Los investigadores advierten que los fármacos para bajar de peso basados en GLP-1 no ofrecen beneficios clave a largo plazo.

Los medicamentos para bajar de peso basados en GLP-1 son populares por sus beneficios a corto plazo. Sin embargo, investigadores de la UVA advierten que estos medicamentos podrían no mejorar la salud cardiorrespiratoria a largo plazo y podrían afectar la masa muscular. Aquí tiene lo que necesita saber.

Los agonistas del receptor GLP-1, populares por sus importantes efectos para la pérdida de peso, podrían no ofrecer mejoras a largo plazo en la función cardiorrespiratoria. Investigadores de la Universidad de Virginia recomiendan precaución y medidas adicionales para garantizar que los pacientes que obtienen beneficios a corto plazo no sufran consecuencias adversas a largo plazo.

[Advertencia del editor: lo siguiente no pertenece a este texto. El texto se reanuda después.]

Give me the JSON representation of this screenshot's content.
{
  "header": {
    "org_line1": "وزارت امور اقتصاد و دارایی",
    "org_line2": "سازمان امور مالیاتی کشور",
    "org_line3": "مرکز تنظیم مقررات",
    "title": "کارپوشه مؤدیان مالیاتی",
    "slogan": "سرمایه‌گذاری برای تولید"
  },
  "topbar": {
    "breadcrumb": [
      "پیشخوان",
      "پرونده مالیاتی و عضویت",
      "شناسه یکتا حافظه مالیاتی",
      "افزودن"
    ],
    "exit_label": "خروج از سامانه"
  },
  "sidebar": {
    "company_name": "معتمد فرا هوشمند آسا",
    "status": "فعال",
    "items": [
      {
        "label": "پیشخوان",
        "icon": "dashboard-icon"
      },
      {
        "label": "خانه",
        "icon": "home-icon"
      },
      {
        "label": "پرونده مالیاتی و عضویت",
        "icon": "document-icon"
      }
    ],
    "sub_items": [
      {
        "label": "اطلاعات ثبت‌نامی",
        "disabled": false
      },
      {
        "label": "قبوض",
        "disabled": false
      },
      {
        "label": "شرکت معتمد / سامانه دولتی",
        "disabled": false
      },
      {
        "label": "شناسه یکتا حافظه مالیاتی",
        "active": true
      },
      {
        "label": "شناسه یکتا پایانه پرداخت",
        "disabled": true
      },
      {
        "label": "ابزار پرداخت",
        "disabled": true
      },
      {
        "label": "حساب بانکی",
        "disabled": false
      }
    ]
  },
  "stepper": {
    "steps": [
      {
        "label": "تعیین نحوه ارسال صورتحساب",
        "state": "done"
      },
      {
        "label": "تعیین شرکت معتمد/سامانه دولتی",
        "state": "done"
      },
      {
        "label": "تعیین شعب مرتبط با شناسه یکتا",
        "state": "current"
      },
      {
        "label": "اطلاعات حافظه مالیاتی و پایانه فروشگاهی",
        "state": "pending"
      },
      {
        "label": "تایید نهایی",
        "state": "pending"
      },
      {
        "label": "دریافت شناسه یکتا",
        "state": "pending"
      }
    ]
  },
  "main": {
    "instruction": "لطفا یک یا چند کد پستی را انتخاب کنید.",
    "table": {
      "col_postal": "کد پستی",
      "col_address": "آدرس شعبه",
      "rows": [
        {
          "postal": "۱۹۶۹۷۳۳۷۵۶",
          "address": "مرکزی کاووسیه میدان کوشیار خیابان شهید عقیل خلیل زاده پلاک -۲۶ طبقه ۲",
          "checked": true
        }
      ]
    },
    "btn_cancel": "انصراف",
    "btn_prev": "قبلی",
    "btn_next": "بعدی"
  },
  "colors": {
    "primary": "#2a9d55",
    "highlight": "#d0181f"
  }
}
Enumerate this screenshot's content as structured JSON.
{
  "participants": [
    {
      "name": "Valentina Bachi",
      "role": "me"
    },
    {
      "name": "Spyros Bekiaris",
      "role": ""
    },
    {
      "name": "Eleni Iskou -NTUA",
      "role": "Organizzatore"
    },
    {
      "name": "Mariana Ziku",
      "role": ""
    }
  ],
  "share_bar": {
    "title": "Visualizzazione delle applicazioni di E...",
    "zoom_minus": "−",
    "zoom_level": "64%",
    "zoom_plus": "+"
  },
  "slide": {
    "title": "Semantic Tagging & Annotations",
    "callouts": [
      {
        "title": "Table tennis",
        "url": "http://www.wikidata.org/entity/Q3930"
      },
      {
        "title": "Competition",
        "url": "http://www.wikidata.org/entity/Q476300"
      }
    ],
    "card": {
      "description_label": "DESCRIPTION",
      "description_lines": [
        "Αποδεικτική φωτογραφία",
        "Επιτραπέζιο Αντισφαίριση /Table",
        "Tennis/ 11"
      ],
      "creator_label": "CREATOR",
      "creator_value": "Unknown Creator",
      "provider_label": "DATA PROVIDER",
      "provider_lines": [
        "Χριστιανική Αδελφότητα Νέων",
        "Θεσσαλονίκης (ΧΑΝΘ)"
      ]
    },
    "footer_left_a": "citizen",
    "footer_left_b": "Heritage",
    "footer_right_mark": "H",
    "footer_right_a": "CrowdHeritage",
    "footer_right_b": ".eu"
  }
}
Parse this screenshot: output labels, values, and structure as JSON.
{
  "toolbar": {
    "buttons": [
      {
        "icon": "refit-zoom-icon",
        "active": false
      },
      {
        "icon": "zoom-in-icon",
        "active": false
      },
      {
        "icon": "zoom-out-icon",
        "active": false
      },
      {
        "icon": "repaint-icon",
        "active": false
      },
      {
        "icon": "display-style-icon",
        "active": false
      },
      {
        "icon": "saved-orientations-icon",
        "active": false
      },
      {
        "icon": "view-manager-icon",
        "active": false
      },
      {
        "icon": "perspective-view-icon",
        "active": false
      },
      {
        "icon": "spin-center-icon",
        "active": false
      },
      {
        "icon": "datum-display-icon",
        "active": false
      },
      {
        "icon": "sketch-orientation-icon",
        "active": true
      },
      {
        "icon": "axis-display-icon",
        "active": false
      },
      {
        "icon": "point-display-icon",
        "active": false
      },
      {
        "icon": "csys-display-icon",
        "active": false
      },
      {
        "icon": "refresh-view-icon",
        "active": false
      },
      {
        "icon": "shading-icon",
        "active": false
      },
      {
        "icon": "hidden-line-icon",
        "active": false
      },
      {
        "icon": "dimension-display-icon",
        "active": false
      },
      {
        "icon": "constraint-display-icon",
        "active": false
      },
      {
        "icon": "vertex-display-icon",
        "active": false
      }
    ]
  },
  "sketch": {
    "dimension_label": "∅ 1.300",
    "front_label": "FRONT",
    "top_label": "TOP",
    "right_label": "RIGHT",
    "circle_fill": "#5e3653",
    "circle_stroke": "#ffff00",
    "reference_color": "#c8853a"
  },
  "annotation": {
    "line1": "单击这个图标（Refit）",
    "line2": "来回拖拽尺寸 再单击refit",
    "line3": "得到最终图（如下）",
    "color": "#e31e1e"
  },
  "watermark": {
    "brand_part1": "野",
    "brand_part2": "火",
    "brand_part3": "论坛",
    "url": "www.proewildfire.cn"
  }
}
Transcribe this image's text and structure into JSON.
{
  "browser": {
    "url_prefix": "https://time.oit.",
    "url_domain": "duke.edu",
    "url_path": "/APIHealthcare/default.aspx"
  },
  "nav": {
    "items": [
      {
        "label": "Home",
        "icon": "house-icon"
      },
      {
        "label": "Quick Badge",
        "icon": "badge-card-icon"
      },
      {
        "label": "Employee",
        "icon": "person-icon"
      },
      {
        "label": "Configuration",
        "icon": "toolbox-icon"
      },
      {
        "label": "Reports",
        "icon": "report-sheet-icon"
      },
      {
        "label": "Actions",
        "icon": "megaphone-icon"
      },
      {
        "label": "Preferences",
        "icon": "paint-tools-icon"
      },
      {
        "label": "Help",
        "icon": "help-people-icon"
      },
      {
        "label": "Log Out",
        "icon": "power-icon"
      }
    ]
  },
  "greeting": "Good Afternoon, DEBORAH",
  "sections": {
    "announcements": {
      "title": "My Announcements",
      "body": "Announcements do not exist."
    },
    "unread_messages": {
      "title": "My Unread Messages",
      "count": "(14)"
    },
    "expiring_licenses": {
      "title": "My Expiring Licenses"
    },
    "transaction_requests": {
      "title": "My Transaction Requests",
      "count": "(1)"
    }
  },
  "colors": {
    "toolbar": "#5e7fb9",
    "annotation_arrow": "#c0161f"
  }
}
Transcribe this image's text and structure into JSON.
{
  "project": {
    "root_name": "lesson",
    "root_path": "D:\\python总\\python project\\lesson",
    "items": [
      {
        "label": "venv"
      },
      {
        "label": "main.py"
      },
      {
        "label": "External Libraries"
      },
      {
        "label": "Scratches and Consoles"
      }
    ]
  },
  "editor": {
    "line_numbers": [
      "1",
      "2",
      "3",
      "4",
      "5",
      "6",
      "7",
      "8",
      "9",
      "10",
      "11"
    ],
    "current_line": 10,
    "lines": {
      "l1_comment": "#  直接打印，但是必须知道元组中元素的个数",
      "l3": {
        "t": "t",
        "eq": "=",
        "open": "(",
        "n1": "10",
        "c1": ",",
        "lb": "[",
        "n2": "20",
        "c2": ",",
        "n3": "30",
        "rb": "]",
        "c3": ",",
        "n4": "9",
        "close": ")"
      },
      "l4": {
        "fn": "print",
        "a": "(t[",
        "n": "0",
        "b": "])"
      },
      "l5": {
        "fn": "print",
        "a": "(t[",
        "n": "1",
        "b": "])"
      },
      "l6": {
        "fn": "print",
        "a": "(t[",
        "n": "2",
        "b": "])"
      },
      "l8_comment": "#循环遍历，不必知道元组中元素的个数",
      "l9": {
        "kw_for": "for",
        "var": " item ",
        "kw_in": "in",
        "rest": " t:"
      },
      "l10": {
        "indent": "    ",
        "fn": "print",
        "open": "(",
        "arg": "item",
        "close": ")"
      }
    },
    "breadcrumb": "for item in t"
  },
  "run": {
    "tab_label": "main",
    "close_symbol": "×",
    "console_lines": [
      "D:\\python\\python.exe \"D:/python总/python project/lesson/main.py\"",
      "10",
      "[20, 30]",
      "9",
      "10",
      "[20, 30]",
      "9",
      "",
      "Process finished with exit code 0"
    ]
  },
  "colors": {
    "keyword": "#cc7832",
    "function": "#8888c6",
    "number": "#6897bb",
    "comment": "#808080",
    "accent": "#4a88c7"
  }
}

En colaboración con otros expertos de la UVA, Zhenqi Liu, profesor de medicina y profesor de diabetes James M. Moss en la Facultad de Medicina de la Universidad de Virginia, planteó inquietudes en su reciente artículo publicado en la Revista de Endocrinología Clínica y Metabolismo.

Entre sus beneficios, se sabe que los fármacos GLP-1 mejoran el control de la glucemia y la salud cardiovascular a corto plazo en personas con obesidad, diabetes tipo 2 e insuficiencia cardíaca. Sin embargo, parece faltar una mejora significativa en la salud cardíaca y pulmonar, vital para el bienestar a largo plazo.

“Algunos pacientes me comentaron que sentían que estaban perdiendo masa muscular o que la masa muscular se les estaba escapando mientras tomaban estos medicamentos”, declaró Liu en un comunicado de prensa. “Esto es una preocupación seria. El músculo, especialmente el músculo axial, es esencial para la postura, la función física y el bienestar general. … Debemos asegurarnos de que los pacientes a los que se les recetan estos medicamentos no corran ya el riesgo de desnutrición o baja masa muscular”.

Las investigaciones indican que, si bien los fármacos GLP-1 son eficaces para la pérdida de grasa, también provocan una reducción significativa de la masa libre de grasa, especialmente la muscular. Este fenómeno es alarmante, ya que el músculo constituye alrededor del 40-50 % de la masa libre de grasa, y su disminución va mucho más allá de la mera estética.

Liu explica la gravedad de esta pérdida muscular y agrega: “Perder masa corporal magra puede aumentar el riesgo de enfermedad cardiovascular, mortalidad por cualquier causa y una menor calidad de vida”.

Liu y sus colegas investigadores —el estudiante de posgrado Nathan R. Weeldreyer y Siddhartha S. Angadi, profesor asociado de kinesiología en la Facultad de Educación y Desarrollo Humano de la UVA— revisaron datos sobre el impacto de los fármacos GLP-1 en la aptitud cardiorrespiratoria (CRF).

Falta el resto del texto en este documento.